Where Words Leave Off…

Written by Zoe Sorrell, a student of flute, English, and dance at the Oberlin College and Conservatory of Music.

The final installment of ICE's residency at the Mostly Mozart Festival, like the first, will feature world-renowned guest artists as well as the unusual overlapping of music and ornithology. The venue for this concert, the Park Avenue Armory, is known for inspiring artists to "draw upon its grand scale and distinctive character", and resultantly the evening's program is no coincidence. From world premieres commissioned by ICE to Messiaen favorites, these pieces were picked to fill the Armory's rooms.

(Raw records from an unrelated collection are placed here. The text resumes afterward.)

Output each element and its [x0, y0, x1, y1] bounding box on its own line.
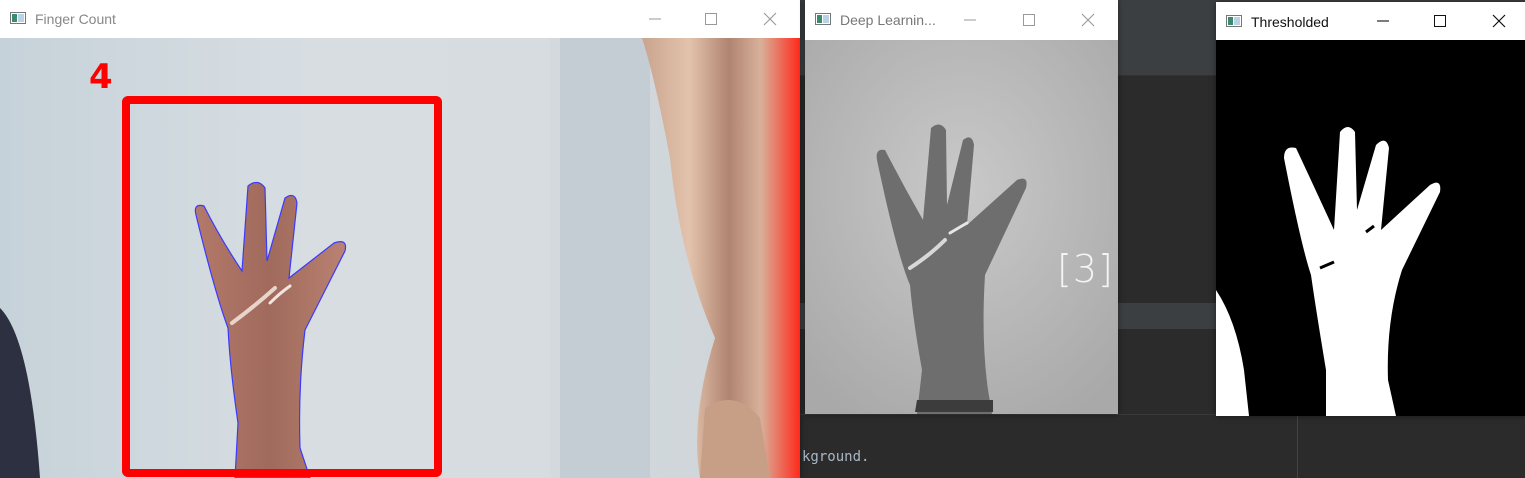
finger-count-window[interactable]: Finger Count 4	[0, 0, 800, 478]
window-title: Thresholded	[1251, 14, 1329, 30]
minimize-icon[interactable]	[1368, 9, 1398, 33]
thresholded-titlebar[interactable]: Thresholded	[1216, 2, 1525, 40]
threshold-feed	[1216, 40, 1525, 416]
thresholded-window[interactable]: Thresholded	[1216, 2, 1525, 416]
maximize-icon[interactable]	[1014, 8, 1044, 32]
ide-panel-divider	[1297, 414, 1298, 478]
close-icon[interactable]	[1484, 9, 1514, 33]
window-title: Deep Learnin...	[840, 12, 936, 28]
deep-learning-titlebar[interactable]: Deep Learnin...	[805, 0, 1118, 40]
prediction-label: [3]	[1057, 247, 1114, 291]
maximize-icon[interactable]	[696, 7, 726, 31]
window-app-icon	[10, 12, 26, 24]
camera-frame	[0, 38, 800, 478]
deep-learning-window[interactable]: Deep Learnin... [3]	[805, 0, 1118, 414]
maximize-icon[interactable]	[1425, 9, 1455, 33]
window-app-icon	[1226, 15, 1242, 27]
finger-count-titlebar[interactable]: Finger Count	[0, 0, 800, 38]
close-icon[interactable]	[755, 7, 785, 31]
minimize-icon[interactable]	[640, 7, 670, 31]
camera-feed: 4	[0, 38, 800, 478]
window-title: Finger Count	[35, 11, 116, 27]
console-output-text: kground.	[802, 449, 870, 465]
grayscale-feed: [3]	[805, 40, 1118, 414]
grayscale-frame	[805, 40, 1118, 414]
threshold-frame	[1216, 40, 1525, 416]
minimize-icon[interactable]	[955, 8, 985, 32]
finger-count-label: 4	[89, 57, 113, 97]
close-icon[interactable]	[1073, 8, 1103, 32]
window-app-icon	[815, 13, 831, 25]
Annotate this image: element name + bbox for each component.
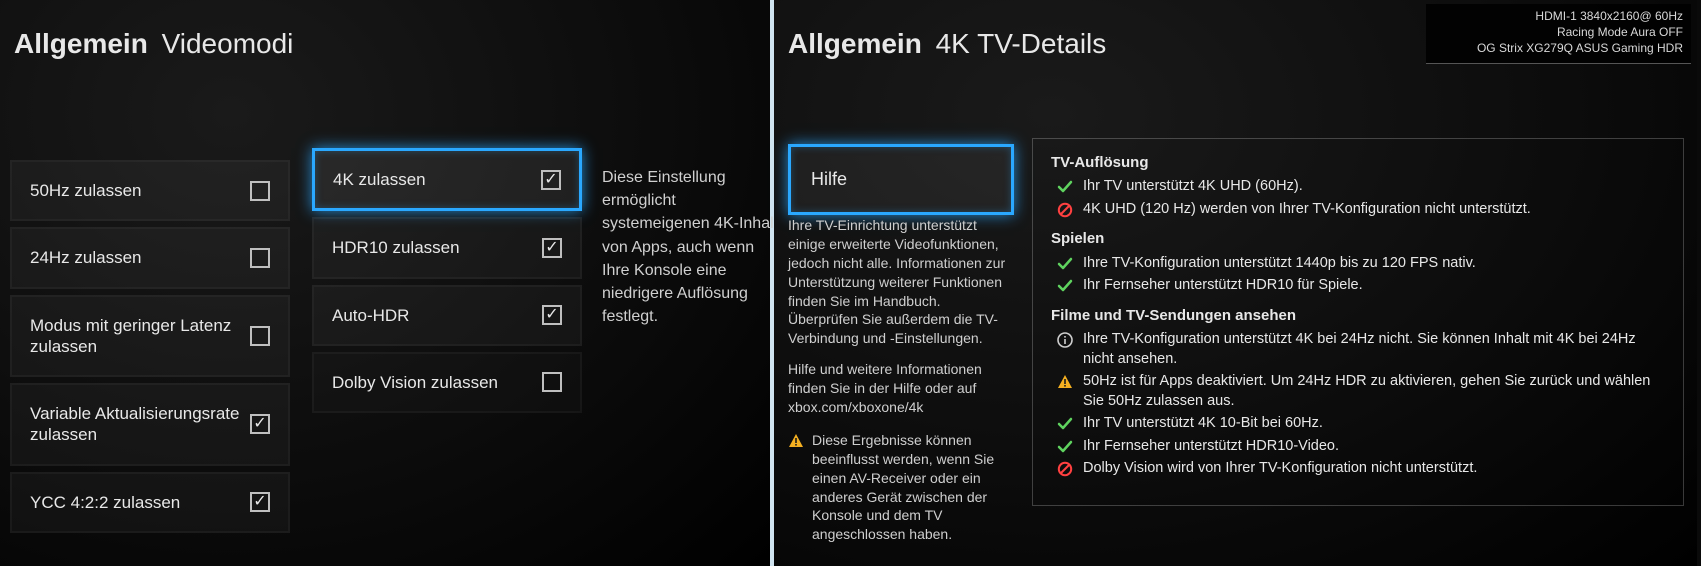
help-paragraph: Ihre TV-Einrichtung unterstützt einige e…	[788, 216, 1014, 348]
detail-text: Ihr TV unterstützt 4K 10-Bit bei 60Hz.	[1083, 414, 1665, 434]
option-label: Auto-HDR	[332, 305, 542, 326]
option-label: HDR10 zulassen	[332, 237, 542, 258]
checkbox-icon	[542, 372, 562, 392]
info-icon	[1057, 332, 1073, 348]
warning-icon	[788, 433, 804, 449]
section-title: TV-Auflösung	[1051, 153, 1665, 173]
option-4k[interactable]: 4K zulassen	[312, 148, 582, 211]
option-label: Dolby Vision zulassen	[332, 372, 542, 393]
checkbox-icon	[541, 170, 561, 190]
options-column-right: 4K zulassen HDR10 zulassen Auto-HDR Dolb…	[312, 148, 582, 413]
breadcrumb: Allgemein Videomodi	[14, 28, 293, 60]
option-label: YCC 4:2:2 zulassen	[30, 492, 250, 513]
detail-row: Dolby Vision wird von Ihrer TV-Konfigura…	[1057, 459, 1665, 479]
checkbox-icon	[250, 326, 270, 346]
checkbox-icon	[250, 248, 270, 268]
option-vrr[interactable]: Variable Aktualisierungsrate zulassen	[10, 383, 290, 466]
help-text-column: Ihre TV-Einrichtung unterstützt einige e…	[788, 204, 1014, 544]
option-dolby-vision[interactable]: Dolby Vision zulassen	[312, 352, 582, 413]
detail-row: Ihre TV-Konfiguration unterstützt 1440p …	[1057, 254, 1665, 274]
breadcrumb: Allgemein 4K TV-Details	[788, 28, 1106, 60]
detail-row: Ihre TV-Konfiguration unterstützt 4K bei…	[1057, 330, 1665, 369]
warning-icon	[1057, 374, 1073, 390]
option-hdr10[interactable]: HDR10 zulassen	[312, 217, 582, 278]
checkbox-icon	[542, 305, 562, 325]
check-icon	[1057, 256, 1073, 272]
detail-text: Ihr TV unterstützt 4K UHD (60Hz).	[1083, 177, 1665, 197]
help-warning-text: Diese Ergebnisse können beeinflusst werd…	[812, 431, 1014, 544]
option-label: 4K zulassen	[333, 169, 541, 190]
check-icon	[1057, 179, 1073, 195]
breadcrumb-section: Allgemein	[14, 28, 148, 59]
detail-text: Dolby Vision wird von Ihrer TV-Konfigura…	[1083, 459, 1665, 479]
option-ycc422[interactable]: YCC 4:2:2 zulassen	[10, 472, 290, 533]
check-icon	[1057, 416, 1073, 432]
detail-text: Ihr Fernseher unterstützt HDR10 für Spie…	[1083, 276, 1665, 296]
check-icon	[1057, 439, 1073, 455]
detail-row: 4K UHD (120 Hz) werden von Ihrer TV-Konf…	[1057, 200, 1665, 220]
checkbox-icon	[250, 181, 270, 201]
option-label: 50Hz zulassen	[30, 180, 250, 201]
breadcrumb-section: Allgemein	[788, 28, 922, 59]
detail-text: 50Hz ist für Apps deaktiviert. Um 24Hz H…	[1083, 372, 1665, 411]
pane-4k-details: HDMI-1 3840x2160@ 60Hz Racing Mode Aura …	[774, 0, 1697, 566]
option-label: 24Hz zulassen	[30, 247, 250, 268]
option-auto-hdr[interactable]: Auto-HDR	[312, 285, 582, 346]
option-label: Variable Aktualisierungsrate zulassen	[30, 403, 250, 446]
option-50hz[interactable]: 50Hz zulassen	[10, 160, 290, 221]
help-button-label: Hilfe	[811, 169, 847, 189]
checkbox-icon	[250, 492, 270, 512]
option-description: Diese Einstellung ermöglicht systemeigen…	[602, 166, 782, 328]
section-title: Spielen	[1051, 229, 1665, 249]
checkbox-icon	[542, 238, 562, 258]
unsupported-icon	[1057, 202, 1073, 218]
checkbox-icon	[250, 414, 270, 434]
check-icon	[1057, 278, 1073, 294]
detail-row: 50Hz ist für Apps deaktiviert. Um 24Hz H…	[1057, 372, 1665, 411]
help-paragraph: Hilfe und weitere Informationen finden S…	[788, 360, 1014, 417]
detail-text: 4K UHD (120 Hz) werden von Ihrer TV-Konf…	[1083, 200, 1665, 220]
detail-text: Ihre TV-Konfiguration unterstützt 1440p …	[1083, 254, 1665, 274]
breadcrumb-page: Videomodi	[162, 28, 294, 59]
osd-line: OG Strix XG279Q ASUS Gaming HDR	[1436, 40, 1683, 56]
monitor-osd-overlay: HDMI-1 3840x2160@ 60Hz Racing Mode Aura …	[1426, 4, 1691, 64]
detail-row: Ihr Fernseher unterstützt HDR10-Video.	[1057, 437, 1665, 457]
help-warning: Diese Ergebnisse können beeinflusst werd…	[788, 431, 1014, 544]
option-24hz[interactable]: 24Hz zulassen	[10, 227, 290, 288]
section-title: Filme und TV-Sendungen ansehen	[1051, 306, 1665, 326]
osd-line: HDMI-1 3840x2160@ 60Hz	[1436, 8, 1683, 24]
detail-row: Ihr Fernseher unterstützt HDR10 für Spie…	[1057, 276, 1665, 296]
detail-text: Ihr Fernseher unterstützt HDR10-Video.	[1083, 437, 1665, 457]
pane-videomodi: Allgemein Videomodi 50Hz zulassen 24Hz z…	[0, 0, 774, 566]
osd-line: Racing Mode Aura OFF	[1436, 24, 1683, 40]
detail-text: Ihre TV-Konfiguration unterstützt 4K bei…	[1083, 330, 1665, 369]
options-column-left: 50Hz zulassen 24Hz zulassen Modus mit ge…	[10, 160, 290, 533]
detail-row: Ihr TV unterstützt 4K UHD (60Hz).	[1057, 177, 1665, 197]
detail-row: Ihr TV unterstützt 4K 10-Bit bei 60Hz.	[1057, 414, 1665, 434]
unsupported-icon	[1057, 461, 1073, 477]
breadcrumb-page: 4K TV-Details	[936, 28, 1107, 59]
option-low-latency[interactable]: Modus mit geringer Latenz zulassen	[10, 295, 290, 378]
option-label: Modus mit geringer Latenz zulassen	[30, 315, 250, 358]
tv-details-panel: TV-Auflösung Ihr TV unterstützt 4K UHD (…	[1032, 138, 1684, 506]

One of the world premieres, Serenade by Suzanne Farrin, was actually composed specifically for the Armory. A Maine native and current theory and composition teacher at SUNY Purchase, Farrin has worked with an array of notable musicians, among them Tanya Bannister, David Schotzko, Mark Stewart, Antoine Tamestit, and Ira Weller. Her music has been heard in Carnegie Weill Hall, The Kennedy Center, and many other renowned venues. The Washington Post describes her music as a crossover between that of Frederic Rzewski and of Messiaen himself (read the article here). ICE is thrilled to be including her newest piece in the lineup.

Farrin's piece will feature another artist with whom ICE is excited to collaborate: countertenor, Anthony Roth Costanzo. Renaud Machart of Le Monde calls Costanzo "a perfect musician, focused voice, excellent projection, and capable of subtle nuances" (read more). Musical America quotes his singing as "the kind of high-voltage, high-register male singing that comes once in a generation" (read more). Cotanzo was a Grand Finals Winner of the Metropolitan Opera National Council Auditions and most recently debuted at the Met as Unulfo in Rodelinda alongside Renee Fleming. Other accolades include a George London Award, a career grant from the Richard Tucker Foundation, and First Place in the Houston Grand Opera Eleanor McCullom competition. His premiere performance of Farrin's piece is not something to be missed!